Réforme du pastef bloquée, sonko en difficulté au Sénégal

Sénégal : le Conseil constitutionnel enterre la réforme du Pastef, Sonko en première ligne

Le Conseil constitutionnel sénégalais a rendu hier une décision historique en invalidant la réforme institutionnelle portée par la majorité parlementaire du Pastef. Ce revers juridique marque un tournant dans la confrontation politique opposant Ousmane Sonko à Bassirou Diomaye Faye.

Le texte, présenté comme un rééquilibrage des pouvoirs entre institutions, a été jugé contraire à la Constitution par la plus haute juridiction du pays. Une décision qui fragilise davantage la position d’Ousmane Sonko, déjà affaibli par les tensions croissantes avec le président.

Une réforme constitutionnelle rejetée sur deux points majeurs

Le Conseil constitutionnel a pointé deux irrégularités majeures dans le processus législatif. D’abord, l’absence de financement prévu pour la future Cour constitutionnelle, pourtant prévue par la réforme. Ensuite, le non-respect des procédures parlementaires lors de l’examen des amendements gouvernementaux, notamment l’application de la procédure du vote bloqué.

Saisi par le président Bassirou Diomaye Faye lui-même, l’institution judiciaire a rappelé que toute réforme créant des charges publiques – comme l’organisation d’élections ou la mise en place d’une Cour constitutionnelle – doit s’accompagner de recettes compensatrices, conformément à l’article 82 de la Constitution.

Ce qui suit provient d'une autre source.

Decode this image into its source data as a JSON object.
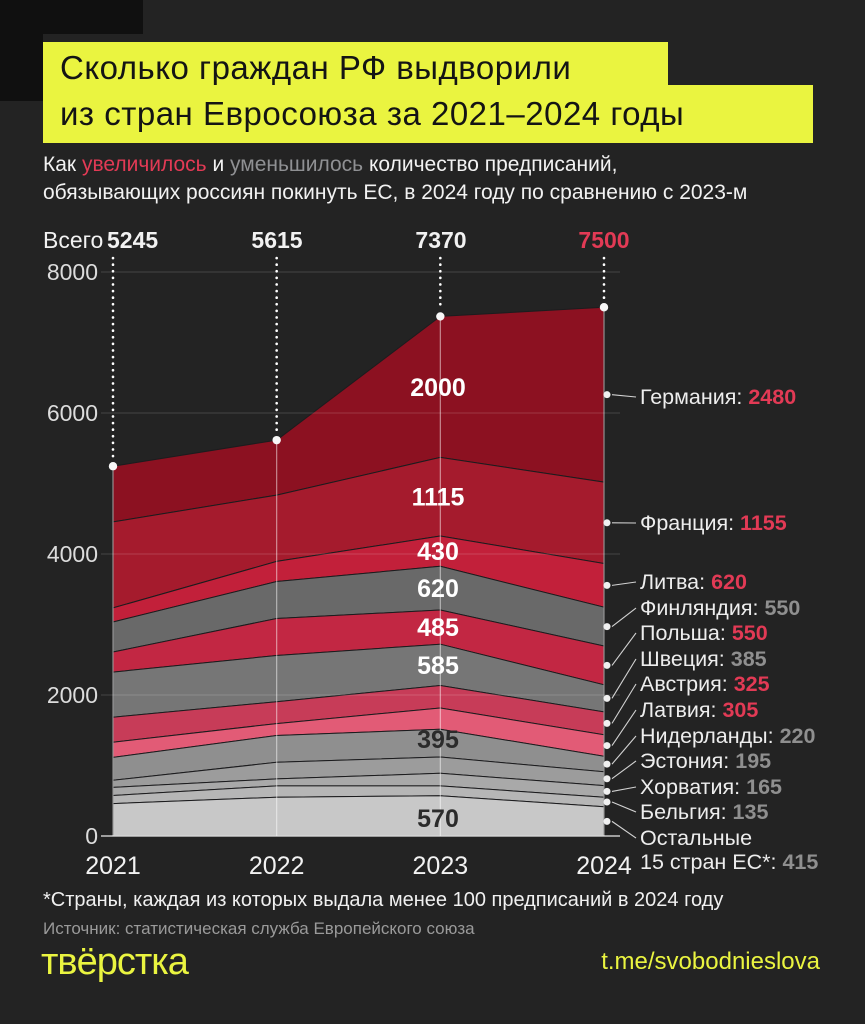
{
  "title": {
    "line1": "Сколько граждан РФ выдворили",
    "line2": "из стран Евросоюза за 2021–2024 годы"
  },
  "subtitle": {
    "lead": "Как ",
    "increased": "увеличилось",
    "mid": " и ",
    "decreased": "уменьшилось",
    "tail": " количество предписаний,",
    "line2": "обязывающих россиян покинуть ЕС, в 2024 году по сравнению с 2023-м"
  },
  "totals_row": {
    "label": "Всего",
    "values": [
      "5245",
      "5615",
      "7370",
      "7500"
    ]
  },
  "chart_data": {
    "type": "area",
    "stacked": true,
    "x": [
      2021,
      2022,
      2023,
      2024
    ],
    "x_labels": [
      "2021",
      "2022",
      "2023",
      "2024"
    ],
    "ylim": [
      0,
      8000
    ],
    "yticks": [
      0,
      2000,
      4000,
      6000,
      8000
    ],
    "grid": true,
    "legend_position": "right",
    "totals": [
      5245,
      5615,
      7370,
      7500
    ],
    "accent_red": "#e23a55",
    "muted_gray": "#8f8f8f",
    "series": [
      {
        "key": "germany",
        "name": "Германия",
        "color": "#8c1121",
        "values": [
          790,
          780,
          2000,
          2480
        ],
        "label_2023": "2000",
        "label_color": "#ffffff",
        "label_pos": "center",
        "legend_name": "Германия: ",
        "legend_value": "2480",
        "value_color": "#e23a55"
      },
      {
        "key": "france",
        "name": "Франция",
        "color": "#a51b2d",
        "values": [
          1220,
          940,
          1115,
          1155
        ],
        "label_2023": "1115",
        "label_color": "#ffffff",
        "label_pos": "center",
        "legend_name": "Франция: ",
        "legend_value": "1155",
        "value_color": "#e23a55"
      },
      {
        "key": "lithuania",
        "name": "Литва",
        "color": "#c2203a",
        "values": [
          200,
          285,
          430,
          620
        ],
        "label_2023": "430",
        "label_color": "#ffffff",
        "label_pos": "center",
        "legend_name": "Литва: ",
        "legend_value": "620",
        "value_color": "#e23a55"
      },
      {
        "key": "finland",
        "name": "Финляндия",
        "color": "#696969",
        "values": [
          425,
          525,
          620,
          550
        ],
        "label_2023": "620",
        "label_color": "#ffffff",
        "label_pos": "center",
        "legend_name": "Финляндия: ",
        "legend_value": "550",
        "value_color": "#8f8f8f"
      },
      {
        "key": "poland",
        "name": "Польша",
        "color": "#c22743",
        "values": [
          285,
          525,
          485,
          550
        ],
        "label_2023": "485",
        "label_color": "#ffffff",
        "label_pos": "center",
        "legend_name": "Польша: ",
        "legend_value": "550",
        "value_color": "#e23a55"
      },
      {
        "key": "sweden",
        "name": "Швеция",
        "color": "#767676",
        "values": [
          640,
          655,
          585,
          385
        ],
        "label_2023": "585",
        "label_color": "#ffffff",
        "label_pos": "center",
        "legend_name": "Швеция: ",
        "legend_value": "385",
        "value_color": "#8f8f8f"
      },
      {
        "key": "austria",
        "name": "Австрия",
        "color": "#c73c58",
        "values": [
          355,
          310,
          320,
          325
        ],
        "legend_name": "Австрия: ",
        "legend_value": "325",
        "value_color": "#e23a55"
      },
      {
        "key": "latvia",
        "name": "Латвия",
        "color": "#e25b76",
        "values": [
          215,
          170,
          300,
          305
        ],
        "legend_name": "Латвия: ",
        "legend_value": "305",
        "value_color": "#e23a55"
      },
      {
        "key": "netherlands",
        "name": "Нидерланды",
        "color": "#8f8f8f",
        "values": [
          325,
          380,
          395,
          220
        ],
        "label_2023": "395",
        "label_color": "#2b2b2b",
        "label_pos": "bottom",
        "legend_name": "Нидерланды: ",
        "legend_value": "220",
        "value_color": "#8f8f8f"
      },
      {
        "key": "estonia",
        "name": "Эстония",
        "color": "#9c9c9c",
        "values": [
          100,
          235,
          230,
          195
        ],
        "legend_name": "Эстония: ",
        "legend_value": "195",
        "value_color": "#8f8f8f"
      },
      {
        "key": "croatia",
        "name": "Хорватия",
        "color": "#a9a9a9",
        "values": [
          115,
          100,
          180,
          165
        ],
        "legend_name": "Хорватия: ",
        "legend_value": "165",
        "value_color": "#8f8f8f"
      },
      {
        "key": "belgium",
        "name": "Бельгия",
        "color": "#b6b6b6",
        "values": [
          115,
          160,
          140,
          135
        ],
        "legend_name": "Бельгия: ",
        "legend_value": "135",
        "value_color": "#8f8f8f"
      },
      {
        "key": "others",
        "name": "Остальные 15 стран ЕС*",
        "color": "#c8c8c8",
        "values": [
          460,
          550,
          570,
          415
        ],
        "label_2023": "570",
        "label_color": "#2b2b2b",
        "label_pos": "bottom",
        "legend_lines": [
          "Остальные",
          "15 стран ЕС*: "
        ],
        "legend_value": "415",
        "value_color": "#8f8f8f"
      }
    ]
  },
  "footnote": "*Страны, каждая из которых выдала менее 100 предписаний в 2024 году",
  "source": "Источник: статистическая служба Европейского союза",
  "footer": {
    "logo": "твёрстка",
    "link": "t.me/svobodnieslova"
  },
  "colors": {
    "background": "#232323",
    "accent_yellow": "#eaf440",
    "accent_red": "#e23a55",
    "muted_gray": "#8f8f8f"
  }
}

Les réactions des acteurs politiques

Adji Diarra Mergane Kanouté, figure de l’opposition et présidente de la coalition Ensemble Demain, a salué cette décision tout en mettant en garde : « Le rejet du texte ne signifie pas que l’Assemblée ne peut pas proposer une nouvelle révision, à condition de respecter strictement les procédures constitutionnelles. »

De son côté, Ousmane Sonko a reconnu publiquement la décision du Conseil constitutionnel sur les réseaux sociaux. La coalition présidentielle, quant à elle, a réaffirmé la nécessité de poursuivre le dialogue sur les réformes institutionnelles.

Renforcement des enquêtes parlementaires : une autre pomme de discorde

Parmi les dispositions rejetées figurait également le projet d’élargir les prérogatives de contrôle des députés sur les contrats liés à l’exploitation des ressources naturelles. Ce volet, bien que moins médiatisé, cristallise les tensions entre majorité et opposition.

Cohabitation conflictuelle à la tête du pouvoir

La décision du Conseil constitutionnel intervient dans un contexte de tensions croissantes entre Ousmane Sonko et Bassirou Diomaye Faye. Écarté de la Primature en mai dernier, Sonko avait tenté de rebondir en prenant la présidence de l’Assemblée nationale. Pourtant, ses déclarations récentes évoquent désormais une « cohabitation » tendue avec le chef de l’État.

Pour les observateurs, cette invalidation marque un nouvel épisode dans une rivalité politique qui s’installe durablement, avec des répercussions potentielles sur l’ensemble du paysage institutionnel sénégalais.

« Le Conseil constitutionnel rappelle que même avec une majorité absolue, les institutions doivent fonctionner dans le respect des règles et des avis divergents. C’est une victoire pour l’État de droit. » — Dr. Binette Ndiaye, coordinatrice du Forum Citoyen.